In November 2013, QuadMed took over management of an onsite clinic at Hillenbrand Inc. Occupational health information of employees based at the Batesville, IN-based manufacturer was held in an electronic medical record system and access to the system was distributed to QuadMed.
Specific QuadMed workers needed access to the data for the management of occupational health matters. Take overs of health clinics at WI-based Stoughton Trailers and Whirlpool Corporation’s Clyde, OH plant also saw occupational health-related information in EMRs distributed with the company and made accessible to some of its workers.
On December 26, 2017, QuadMed found that a technical issue affected the PHI stored in the EMRs utilized at the Hillenbrand and Stoughton Trailers health clinics which allowed its workers to download more than the minimum necessary amount of PHI than was allowed. Worker had access to more information than was necessary from May 9, 2016.
A similar HIPAA breach impacted the Whirlpool health clinic, which QuadMed took over management of January 2017. On that occasion, the EMR system should have had additional administrative and technical security controls applied that would enable QuadMed to secure the privacy of health information; however, the controls had not been fully configured. QuadMed discovered the potential issue in February 2017 resulting in an investigation, although it was not until October 2017 for QuadMed to be given the level of system access necessary to look into this issue.

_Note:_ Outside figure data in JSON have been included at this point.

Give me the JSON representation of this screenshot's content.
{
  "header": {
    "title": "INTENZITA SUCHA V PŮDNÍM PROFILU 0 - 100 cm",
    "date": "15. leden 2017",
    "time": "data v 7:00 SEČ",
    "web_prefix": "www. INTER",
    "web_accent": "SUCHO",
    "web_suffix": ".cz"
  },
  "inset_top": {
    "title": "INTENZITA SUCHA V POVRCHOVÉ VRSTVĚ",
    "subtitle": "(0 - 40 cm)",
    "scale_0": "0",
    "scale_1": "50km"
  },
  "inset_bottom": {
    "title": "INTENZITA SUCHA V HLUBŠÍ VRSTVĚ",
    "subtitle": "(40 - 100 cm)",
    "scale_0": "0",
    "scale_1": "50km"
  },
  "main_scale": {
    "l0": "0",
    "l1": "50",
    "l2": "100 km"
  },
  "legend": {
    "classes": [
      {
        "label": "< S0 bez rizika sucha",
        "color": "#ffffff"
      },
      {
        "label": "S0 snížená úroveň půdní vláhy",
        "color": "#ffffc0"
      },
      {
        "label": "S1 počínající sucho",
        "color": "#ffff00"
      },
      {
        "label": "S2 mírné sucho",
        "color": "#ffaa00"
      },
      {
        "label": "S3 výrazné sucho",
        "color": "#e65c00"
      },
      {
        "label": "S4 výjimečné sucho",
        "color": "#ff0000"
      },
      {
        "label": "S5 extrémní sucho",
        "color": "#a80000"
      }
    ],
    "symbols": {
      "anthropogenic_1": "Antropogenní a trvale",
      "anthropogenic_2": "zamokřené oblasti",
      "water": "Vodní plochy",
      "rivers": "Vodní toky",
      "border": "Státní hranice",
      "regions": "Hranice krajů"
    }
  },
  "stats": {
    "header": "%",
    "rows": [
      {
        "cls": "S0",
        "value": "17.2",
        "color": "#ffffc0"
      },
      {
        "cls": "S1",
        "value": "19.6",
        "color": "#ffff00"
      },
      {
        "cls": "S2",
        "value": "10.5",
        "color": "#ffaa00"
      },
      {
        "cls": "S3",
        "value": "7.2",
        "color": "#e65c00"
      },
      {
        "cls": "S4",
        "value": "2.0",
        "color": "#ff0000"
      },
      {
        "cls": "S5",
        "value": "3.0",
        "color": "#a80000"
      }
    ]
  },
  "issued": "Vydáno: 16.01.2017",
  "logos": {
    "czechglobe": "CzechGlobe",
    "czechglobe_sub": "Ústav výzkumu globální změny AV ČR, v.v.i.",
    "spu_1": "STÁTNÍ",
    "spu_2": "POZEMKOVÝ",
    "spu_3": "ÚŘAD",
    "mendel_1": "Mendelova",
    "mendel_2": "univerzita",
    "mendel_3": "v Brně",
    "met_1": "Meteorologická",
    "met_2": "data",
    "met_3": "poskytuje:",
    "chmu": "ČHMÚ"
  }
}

At all three bases, the sort of protected health information that could have been downloaded included patients’ names, onsite clinic service appointments, test and evaluation results, diagnoses, medical record, information on medical examinations and physicals, vaccinations, travel prescriptions, and details of workers’ compensation data.
QuadMed has revealed that the technical issue has now been fixed and new controls have been established to ensure protected health information remains safe and can only be accessed by authorized persons. Additional worker training has also been given on the requirements of HIPAA in relation to protecting health information.
All persons whose PHI was potentially accessed without permission have now been contacted in relation to the privacy breach by mail. The unauthorized access/disclosures have been filed in a report to the Department of Health and Human Services’ Office for Civil Rights as two different breaches that may have affected 2,471 and 2,834 persons.